A Partially Successful Adventure in RPython

Before I talk about RPython, I need to say at least a little bit about PyPy. PyPy is Python interpreter, written in Python that outperforms the standard, C implementation of Python (CPython) by about a factor of six.  Given that Python is generally thought to be much slower than C, one might think that was impossible.  However, it is in fact faster, for most things at least, as one can see on the PyPy benchmark page.

This is possible because PyPy is only nominally written in Python. Sure, it can run (very slowly) on top of the standard CPython interpreter, but it’s really written in a restricted subset of Python referred to as RPython.  The exact definition of RPython is a little vague, in fact the documentation says “RPython is everything that our translation toolchain can accept”, but essentially it removes the most dynamic and difficult to optimize portions of Python.  The resulting language is static enough that the aforementioned toolchain can translate RPython code into native code resulting in a tremendous speed up. Not only that, and this is the truly amazing part, if the RPython code looks like an interpreter, it will automagically add a JIT compiler to it

That sounds impressive, but I wanted to try out the RPython toolchain to get a better feel for what is involved in translating a interpreter and how large the performance gains one could expect for straightforward, non highly tuned implementation. To this end I looked around and I found lis.py, minimal scheme interpreter written by Peter Norvig.  I tried translating with this RPython and quickly discovered that this implementation is much too dynamic to be successfully translated with with RPython.  So, using the basic structure of lisp.py, I rewrote the interpreter so that RPython could translate it.  The result, named skeem.py (pronounced skimpy) was roughly five times longer and at least several times uglier, but did translate to a native code version named skeem-c. (This is RPython’s choice of name and I believe results from the fact that RPython first translates the Python code to C code, then compiles it).
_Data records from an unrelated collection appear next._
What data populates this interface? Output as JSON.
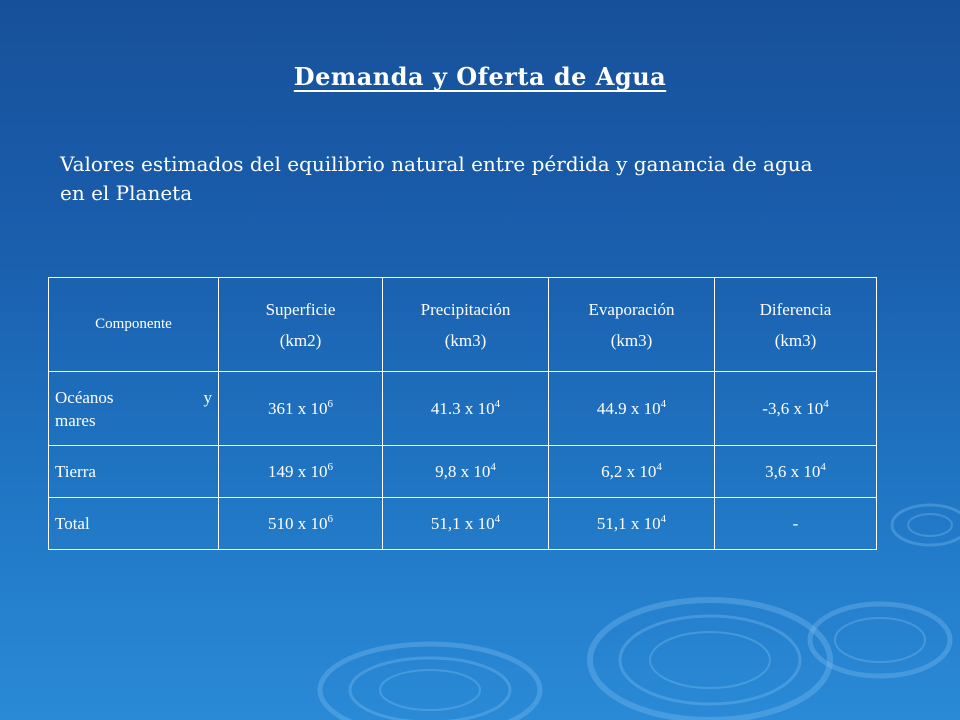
{
  "title": "Demanda y Oferta de Agua",
  "subtitle": "Valores estimados del equilibrio natural entre  pérdida y ganancia de agua en el Planeta",
  "table": {
    "headers": [
      {
        "line1": "Componente",
        "line2": ""
      },
      {
        "line1": "Superficie",
        "line2": "(km2)"
      },
      {
        "line1": "Precipitación",
        "line2": "(km3)"
      },
      {
        "line1": "Evaporación",
        "line2": "(km3)"
      },
      {
        "line1": "Diferencia",
        "line2": "(km3)"
      }
    ],
    "rows": [
      {
        "component_a": "Océanos",
        "component_b": "y",
        "component_c": "mares",
        "superficie": {
          "base": "361 x 10",
          "exp": "6"
        },
        "precipitacion": {
          "base": "41.3 x 10",
          "exp": "4"
        },
        "evaporacion": {
          "base": "44.9 x 10",
          "exp": "4"
        },
        "diferencia": {
          "base": "-3,6 x 10",
          "exp": "4"
        }
      },
      {
        "component": "Tierra",
        "superficie": {
          "base": "149 x 10",
          "exp": "6"
        },
        "precipitacion": {
          "base": "9,8 x 10",
          "exp": "4"
        },
        "evaporacion": {
          "base": "6,2 x 10",
          "exp": "4"
        },
        "diferencia": {
          "base": "3,6 x 10",
          "exp": "4"
        }
      },
      {
        "component": "Total",
        "superficie": {
          "base": "510 x 10",
          "exp": "6"
        },
        "precipitacion": {
          "base": "51,1 x 10",
          "exp": "4"
        },
        "evaporacion": {
          "base": "51,1 x 10",
          "exp": "4"
        },
        "diferencia": {
          "base": "-",
          "exp": ""
        }
      }
    ]
  },
  "colors": {
    "background_top": "#17509a",
    "background_bottom": "#2a8ad6",
    "text": "#ffffff",
    "border": "#ffffff"
  }
}
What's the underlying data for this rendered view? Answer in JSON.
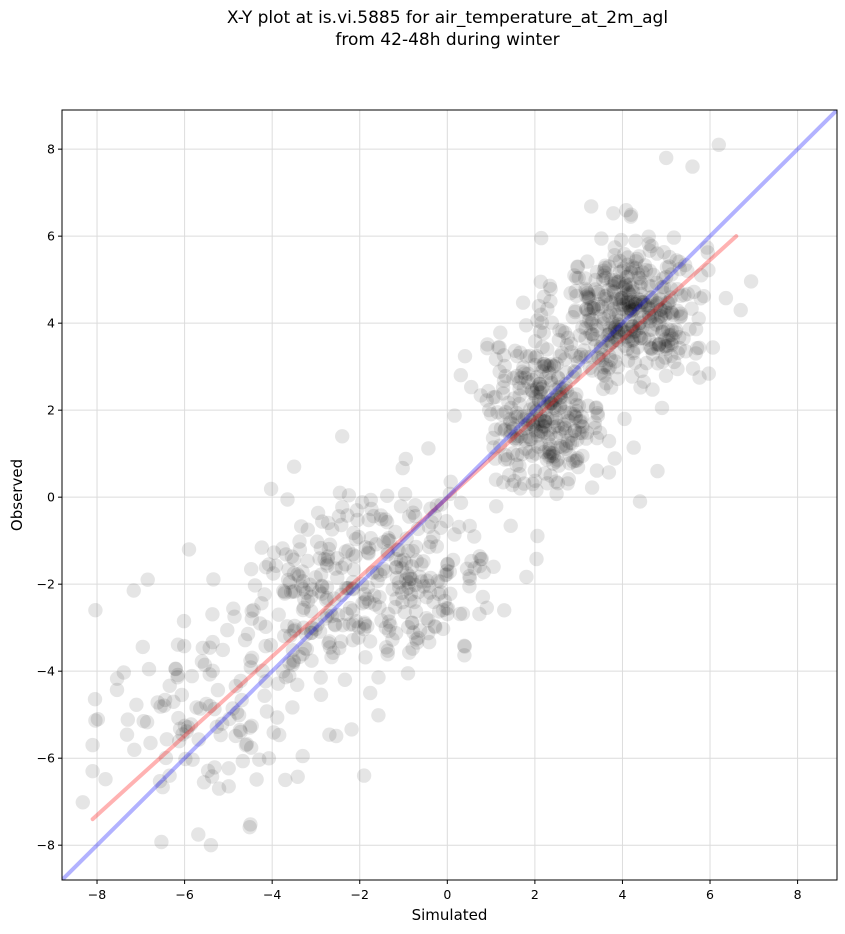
{
  "chart_data": {
    "type": "scatter",
    "title_line1": "X-Y plot at is.vi.5885 for air_temperature_at_2m_agl",
    "title_line2": "from 42-48h during winter",
    "xlabel": "Simulated",
    "ylabel": "Observed",
    "xlim": [
      -8.8,
      8.9
    ],
    "ylim": [
      -8.8,
      8.9
    ],
    "xticks": [
      -8,
      -6,
      -4,
      -2,
      0,
      2,
      4,
      6,
      8
    ],
    "yticks": [
      -8,
      -6,
      -4,
      -2,
      0,
      2,
      4,
      6,
      8
    ],
    "tick_labels": [
      "−8",
      "−6",
      "−4",
      "−2",
      "0",
      "2",
      "4",
      "6",
      "8"
    ],
    "grid": true,
    "points": {
      "color": "#000000",
      "opacity": 0.1,
      "n_approx": 1200,
      "clusters": [
        {
          "x": 4.2,
          "y": 4.3,
          "sx": 0.85,
          "sy": 0.85,
          "weight": 0.34
        },
        {
          "x": 2.2,
          "y": 1.9,
          "sx": 0.7,
          "sy": 0.85,
          "weight": 0.26
        },
        {
          "x": -0.8,
          "y": -1.7,
          "sx": 1.0,
          "sy": 1.0,
          "weight": 0.17
        },
        {
          "x": -3.0,
          "y": -2.5,
          "sx": 0.8,
          "sy": 1.1,
          "weight": 0.13
        },
        {
          "x": -5.6,
          "y": -4.8,
          "sx": 1.1,
          "sy": 1.3,
          "weight": 0.1
        }
      ],
      "noted": [
        {
          "x": 6.2,
          "y": 8.1
        },
        {
          "x": 5.0,
          "y": 7.8
        },
        {
          "x": 5.6,
          "y": 7.6
        },
        {
          "x": 6.7,
          "y": 4.3
        },
        {
          "x": -8.1,
          "y": -5.7
        },
        {
          "x": -8.1,
          "y": -6.3
        },
        {
          "x": -5.4,
          "y": -8.0
        },
        {
          "x": -3.7,
          "y": -6.5
        },
        {
          "x": -1.9,
          "y": -6.4
        },
        {
          "x": -3.5,
          "y": 0.7
        },
        {
          "x": 1.3,
          "y": -2.6
        },
        {
          "x": 4.4,
          "y": -0.1
        },
        {
          "x": -2.4,
          "y": 1.4
        },
        {
          "x": -5.9,
          "y": -1.2
        },
        {
          "x": 4.8,
          "y": 0.6
        }
      ]
    },
    "series": [
      {
        "kind": "fit",
        "color": "#ff0000",
        "opacity": 0.3,
        "x": [
          -8.1,
          6.6
        ],
        "y": [
          -7.4,
          6.0
        ]
      },
      {
        "kind": "identity",
        "color": "#0000ff",
        "opacity": 0.3,
        "x": [
          -8.8,
          8.9
        ],
        "y": [
          -8.8,
          8.9
        ]
      }
    ]
  }
}
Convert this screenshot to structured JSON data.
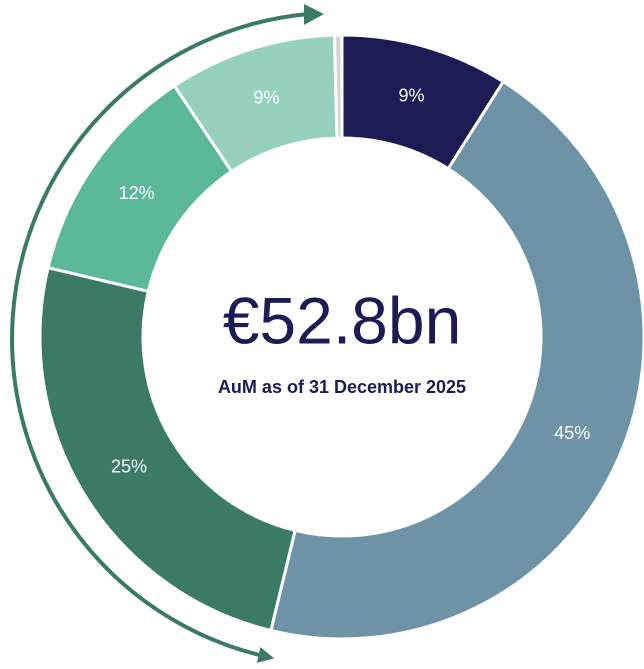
{
  "chart_data": {
    "type": "donut",
    "title": "€52.8bn",
    "subtitle": "AuM as of 31 December 2025",
    "values": [
      9,
      45,
      25,
      12,
      9,
      0.4
    ],
    "value_labels": [
      "9%",
      "45%",
      "25%",
      "12%",
      "9%",
      null
    ],
    "colors": [
      "#1c1b54",
      "#6e93a6",
      "#3a7a66",
      "#5bb89b",
      "#96d0bf",
      "#d4d4d4"
    ]
  }
}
To get an idea of the speedup, I wrote a lisp program to write out the mandelbrot set in PGM format.  This will not run with the standard lis.py; I had to add a couple of commands to make generating the set feasible.  Running the mandelbrot code using skeem.py takes 45,000 seconds using Python 2.7.  Using PyPy it takes 532 seconds, a considerable improvement.  Finally, using the translated skeem-c reduced the run time to 98 seconds. That’s a whopping 450-times improvement over the original!

Unfortunately, adding a JIT was not a success. I managed to get the skeem.py to translate with –opt=jit, but the resulting interpreter was five times slower than the interpreter without the JIT. I suspect that this is related to the main “loop” of the interpreter being recursive rather than iterative, but I didn’t dig into that.

Later, I will post some results from a second, uglier but faster, interpreter I wrote, which got a factor of two speed boost from –opt=jit.

(define x-centre -0.5)
(define y-centre 0.0)
(define width 4.0)
(define i-max 1600)
(define j-max 1200)
(define n 100)
(define r-max 2.0)
(define colour-max 255)
(define pixel-size (/ width i-max))
(define x-offset (- x-centre (* 0.5 pixel-size (+ i-max 1))))
(define y-offset (+ y-centre (* 0.5 pixel-size (+ j-max 1))))
 
(define (*inside? z-0 z n)
 (and (< (magnitude z) r-max)
 (or (= n 0)
 (*inside? z-0 (+ (* z z) z-0) (- n 1)))))
 
(define (inside? z)
 (*inside? z 0 n))
 
(define (boolean->integer b)
 (if b colour-max 0))
 
(define (pixel i j)
 (boolean->integer
 (inside?
 (make-rectangular (+ x-offset (* pixel-size i))
 (- y-offset (* pixel-size j))))))
 
(define plot
 (lambda ()
 (begin (display (quote P2)) (display nl)
 (display i-max) (display nl)
 (display j-max) (display nl)
 (display colour-max) (display nl)
 (do ((j 1 (+ j 1))) ((> j j-max))
 (do ((i 1 (+ i 1))) ((> i i-max))
 (begin (display (pixel i j)) (display nl)))))))
 
(plot)

[1] And, if Python in Python is six time faster, would Python in Python in Python be 36 times faster? One can only wish!